LA Times, Health section, July 21, 2008  --  excerpts

Vytorin, the combination drug (simvastatin (better known by its commercial name Zocor) and ezetimibe--known as Zetia) prescribed to lower cholesterol, sustained another blow today, when the author of a major clinical trial announced that the medication had failed to drive down hospitalization and death due to heart failure in patients with narrowing of the aortic valve. In the process, researchers in Norway detected a significant blip in cancers in the 1,800 subjects they followed

Today's findings suggested something more ominous: the incidence of cancer -- and of dying of cancer -- was significantly higher in the patients taking Vytorin. Altogether, 67 patients on placebo developed cancer during the trial. Among subjects on Vytorin, 102 developed cancers of various kinds.*  This is the second adverse press—the first being in March 08, when the ENHANCE trial found that Vytorin fared no better than a placebo at reducing plaque buildup on the walls of patients' arteries.* *

Comments by jk

Simvastatin (Zocor) is off patent.  Thus in a scramble for profits a combination drug (on patent) was introduced.  Direct to consumer market cost $155 in 07—mainly TV ads. 

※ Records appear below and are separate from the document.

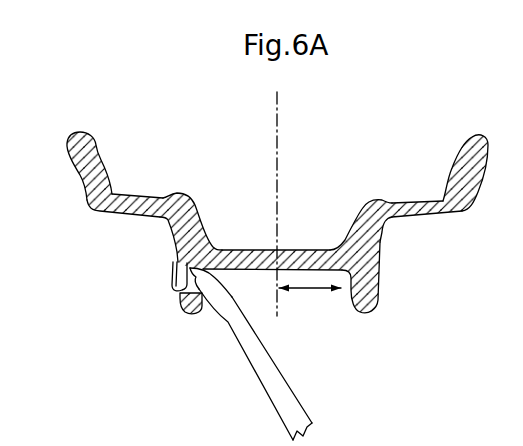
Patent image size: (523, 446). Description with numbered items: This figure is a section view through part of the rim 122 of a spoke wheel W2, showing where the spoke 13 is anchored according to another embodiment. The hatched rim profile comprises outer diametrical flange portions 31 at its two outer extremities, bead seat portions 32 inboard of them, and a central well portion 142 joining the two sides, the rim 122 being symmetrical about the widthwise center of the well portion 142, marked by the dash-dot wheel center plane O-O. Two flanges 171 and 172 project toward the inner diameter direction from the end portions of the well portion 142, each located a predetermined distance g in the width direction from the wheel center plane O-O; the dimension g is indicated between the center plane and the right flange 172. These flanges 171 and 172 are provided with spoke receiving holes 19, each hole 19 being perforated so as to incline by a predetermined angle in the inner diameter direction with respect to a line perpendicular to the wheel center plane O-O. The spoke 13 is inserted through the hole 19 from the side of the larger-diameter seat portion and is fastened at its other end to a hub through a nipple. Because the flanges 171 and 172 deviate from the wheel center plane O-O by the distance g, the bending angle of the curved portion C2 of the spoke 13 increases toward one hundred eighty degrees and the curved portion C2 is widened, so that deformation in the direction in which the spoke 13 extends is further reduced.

The outer diametrical flange portion 31 is at (100, 146).
The bead seat portion 32 is at (136, 206).
The well portion 142 is at (297, 257).
The rim 122 is at (386, 242).
The flange 172 is at (367, 300).
The flange 171 is at (180, 308).
The curved portion C2 is at (208, 297).
The spoke receiving hole 19 is at (212, 272).
The spoke 13 is at (283, 393).
The wheel center plane O is at (276, 209).
The predetermined distance g is at (310, 300).
The spoke wheel W2 is at (208, 127).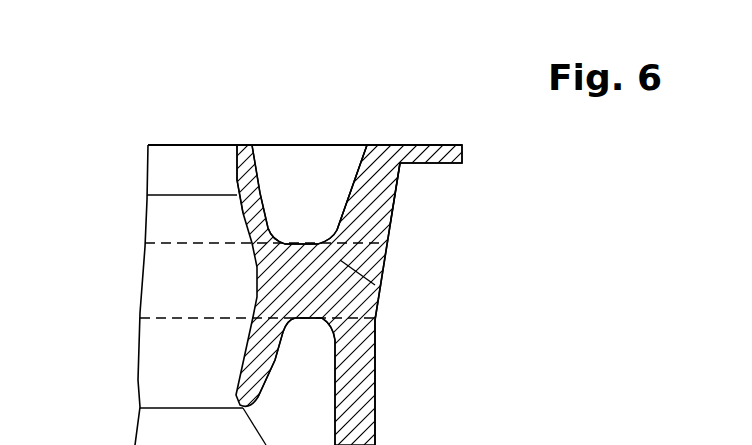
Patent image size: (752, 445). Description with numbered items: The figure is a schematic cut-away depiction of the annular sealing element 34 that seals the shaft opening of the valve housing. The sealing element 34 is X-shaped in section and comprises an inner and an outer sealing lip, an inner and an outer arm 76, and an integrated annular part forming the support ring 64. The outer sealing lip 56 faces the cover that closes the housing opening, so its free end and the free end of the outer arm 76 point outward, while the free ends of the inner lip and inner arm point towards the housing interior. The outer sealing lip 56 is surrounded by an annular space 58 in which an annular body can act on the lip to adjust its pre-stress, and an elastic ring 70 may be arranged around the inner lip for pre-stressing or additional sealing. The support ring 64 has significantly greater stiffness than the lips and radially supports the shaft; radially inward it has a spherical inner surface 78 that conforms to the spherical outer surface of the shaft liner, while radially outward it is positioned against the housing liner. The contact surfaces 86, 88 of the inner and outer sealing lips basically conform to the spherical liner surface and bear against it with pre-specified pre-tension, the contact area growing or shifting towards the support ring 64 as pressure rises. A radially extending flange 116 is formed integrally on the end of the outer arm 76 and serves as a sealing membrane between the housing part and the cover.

The sealing element 34 is at (378, 332).
The outer sealing lip 56 is at (242, 147).
The annular space 58 is at (279, 177).
The support ring 64 is at (375, 284).
The elastic ring 70 is at (298, 401).
The outer arm 76 is at (367, 195).
The spherical inner surface 78 is at (177, 290).
The contact surface 86 is at (172, 362).
The contact surface 88 is at (147, 227).
The flange 116 is at (443, 147).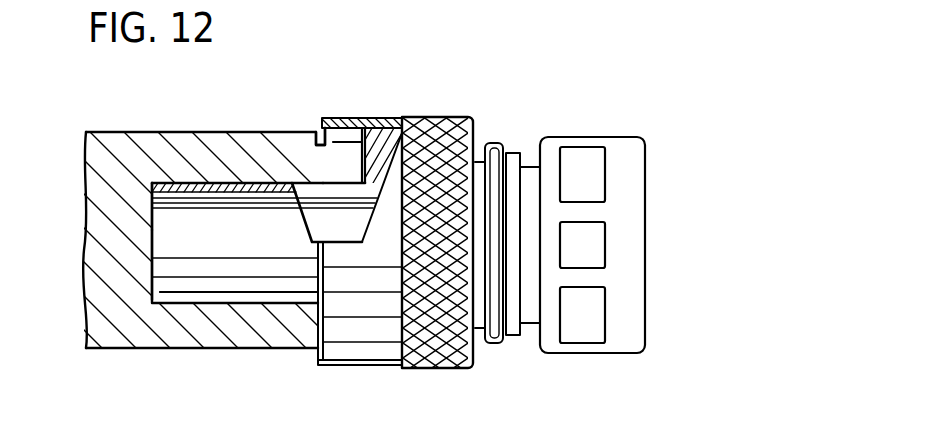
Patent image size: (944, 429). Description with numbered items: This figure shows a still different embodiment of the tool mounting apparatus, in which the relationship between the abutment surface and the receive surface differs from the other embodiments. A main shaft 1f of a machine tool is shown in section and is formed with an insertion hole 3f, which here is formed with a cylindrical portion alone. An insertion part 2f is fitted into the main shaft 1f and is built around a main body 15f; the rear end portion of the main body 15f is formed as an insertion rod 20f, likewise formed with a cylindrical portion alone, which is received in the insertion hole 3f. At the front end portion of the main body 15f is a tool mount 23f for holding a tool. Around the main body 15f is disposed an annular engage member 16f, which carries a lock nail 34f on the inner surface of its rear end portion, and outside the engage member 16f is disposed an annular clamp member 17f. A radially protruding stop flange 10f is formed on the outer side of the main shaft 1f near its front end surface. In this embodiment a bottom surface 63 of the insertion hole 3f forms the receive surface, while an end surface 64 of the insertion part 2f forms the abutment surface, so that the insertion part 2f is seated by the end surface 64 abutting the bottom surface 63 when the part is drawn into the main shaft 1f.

*  The pressing issue is that since the development  of Statins, the very first animal studies in the 60s it has been known that Statins increase the incidents of cancer.  However, nearly all studies done thereafter have not included cancer. 

*  Several studies have failed to find a reduction in the build of plaque, even thought the statins including Zocor, reduce LDL and cholesterol.  Few studies include the principle reason for taking a statin, namely a reduction in the death rate.  Claims for such reduction probably entail a failure to control the contravening variable, aspirin usage.  Given a pile of evidence, including the very mechanism of plaque formation, which involves inflammation process, I must conclude that the use of statins is highly suspect.  Given the harm done including cognitive impairment, weakness, and cancer, if my skepticism is born out, the harm done by statins as a course of treatment will far surpass that of VIOXX which killed over 200,000 people world wide by accelerating atherosclerosis.